The trouble was once you’d thought of ‘it’ it was impossible to not to think of ‘it’ if you know what I mean. It didn’t help that the guys in our class (all 40+ respectable managerial types) all seem to revert to 8 year old schoolboys once they get in the door. They talk while the teacher’s talking, make silly comments and rock on their chairs- I half expect them to start passing messages under the tables or flicking pellets soon. So you can imagine what this lot did for them.

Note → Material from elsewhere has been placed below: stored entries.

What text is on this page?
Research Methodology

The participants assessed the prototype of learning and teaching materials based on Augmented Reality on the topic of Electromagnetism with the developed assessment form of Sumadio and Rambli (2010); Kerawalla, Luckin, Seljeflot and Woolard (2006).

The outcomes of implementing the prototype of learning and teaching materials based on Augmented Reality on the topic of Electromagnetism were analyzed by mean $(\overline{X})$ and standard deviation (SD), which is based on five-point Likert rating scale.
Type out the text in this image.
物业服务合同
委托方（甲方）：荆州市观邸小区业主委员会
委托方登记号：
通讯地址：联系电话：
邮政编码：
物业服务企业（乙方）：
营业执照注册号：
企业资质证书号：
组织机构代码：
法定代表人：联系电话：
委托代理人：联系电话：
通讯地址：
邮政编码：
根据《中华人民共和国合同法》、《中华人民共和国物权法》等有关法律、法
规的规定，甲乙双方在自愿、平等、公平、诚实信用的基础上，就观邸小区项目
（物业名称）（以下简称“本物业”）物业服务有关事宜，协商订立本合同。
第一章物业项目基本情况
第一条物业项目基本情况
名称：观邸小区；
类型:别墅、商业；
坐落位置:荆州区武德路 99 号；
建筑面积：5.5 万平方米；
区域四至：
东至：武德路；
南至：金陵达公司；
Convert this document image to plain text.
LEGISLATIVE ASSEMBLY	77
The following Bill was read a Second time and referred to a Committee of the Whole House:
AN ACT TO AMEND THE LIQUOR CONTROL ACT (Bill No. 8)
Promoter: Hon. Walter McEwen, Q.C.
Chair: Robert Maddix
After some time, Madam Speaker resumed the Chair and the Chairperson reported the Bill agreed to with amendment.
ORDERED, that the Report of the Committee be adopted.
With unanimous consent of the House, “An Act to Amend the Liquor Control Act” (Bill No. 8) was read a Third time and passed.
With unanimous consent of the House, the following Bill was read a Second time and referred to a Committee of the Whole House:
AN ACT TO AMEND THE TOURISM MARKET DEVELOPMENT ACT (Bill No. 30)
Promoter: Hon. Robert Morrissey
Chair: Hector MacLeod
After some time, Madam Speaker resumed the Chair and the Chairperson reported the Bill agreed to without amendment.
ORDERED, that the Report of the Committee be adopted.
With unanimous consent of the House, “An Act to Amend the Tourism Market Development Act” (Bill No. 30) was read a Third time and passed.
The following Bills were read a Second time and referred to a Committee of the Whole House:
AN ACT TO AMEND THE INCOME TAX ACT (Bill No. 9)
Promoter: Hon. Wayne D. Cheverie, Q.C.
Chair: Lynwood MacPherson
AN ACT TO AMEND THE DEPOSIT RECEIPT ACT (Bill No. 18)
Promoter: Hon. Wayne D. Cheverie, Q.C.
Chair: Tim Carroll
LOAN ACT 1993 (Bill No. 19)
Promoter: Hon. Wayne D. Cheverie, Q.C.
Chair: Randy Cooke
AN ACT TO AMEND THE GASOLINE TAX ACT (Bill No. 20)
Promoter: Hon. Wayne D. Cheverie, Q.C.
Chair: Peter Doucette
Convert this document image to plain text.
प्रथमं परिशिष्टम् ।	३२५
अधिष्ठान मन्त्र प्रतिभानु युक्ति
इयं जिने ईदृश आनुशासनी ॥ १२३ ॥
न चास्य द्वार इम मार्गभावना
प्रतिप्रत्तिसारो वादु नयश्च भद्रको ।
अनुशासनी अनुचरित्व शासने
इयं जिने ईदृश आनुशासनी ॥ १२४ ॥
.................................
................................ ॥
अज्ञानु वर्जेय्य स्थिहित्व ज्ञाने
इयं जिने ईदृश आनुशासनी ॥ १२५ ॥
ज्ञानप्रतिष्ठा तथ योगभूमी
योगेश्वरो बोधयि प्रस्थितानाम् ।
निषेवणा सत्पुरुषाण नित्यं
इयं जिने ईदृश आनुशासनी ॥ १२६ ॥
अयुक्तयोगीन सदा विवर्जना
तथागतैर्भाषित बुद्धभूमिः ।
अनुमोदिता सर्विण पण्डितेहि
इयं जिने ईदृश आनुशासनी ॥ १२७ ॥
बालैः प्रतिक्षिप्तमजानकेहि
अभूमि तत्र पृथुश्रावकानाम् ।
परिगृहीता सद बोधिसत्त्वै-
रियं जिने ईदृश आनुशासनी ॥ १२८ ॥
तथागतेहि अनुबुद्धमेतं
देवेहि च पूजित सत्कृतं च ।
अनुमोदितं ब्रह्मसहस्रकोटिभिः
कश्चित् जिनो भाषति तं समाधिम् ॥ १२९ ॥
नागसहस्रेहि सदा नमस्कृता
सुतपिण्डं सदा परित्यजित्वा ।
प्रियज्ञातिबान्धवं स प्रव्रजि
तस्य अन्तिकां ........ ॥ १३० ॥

Me and the other lady on the table did our best to ignore them. We discussed solemnly whether it was a tranche of concombre or une roulade? (‘ho ho je vous donne un grand concombre!’ ) and was it beaucoup d’ouefs or beaucoup des ouefs? ‘ha ha ha donnez moi des ouffs au topless toujours!’ all the while the guys are getting more and hysterical. They did rude things with the saucisses and the ham slices, stuck the ‘oueffs au plat’ on their jumpers and made suggestive comments about the aubergines and the asparagus. They made faces with all the various bits, stuck the jambon slices behind their ears saying ‘live long and prosper’ and poked the pain au dog turd at each other.
Of course it was impossible to explain to ‘le prof’ (a sweet and serious young lady and an excellent teacher) what the problem was, even if we’d known the French for most of it. I managed not to giggle till the lesson finished (I wasn’t going to give them the satisfaction) got outside and laughed till I cried all the way home.
But what happens when I eventually get to France? Will I ever be able to look une celere in the face, or ask for a slice of jambon without giggling…? And whatever will she bring us when we do ‘aller au medicin’ ??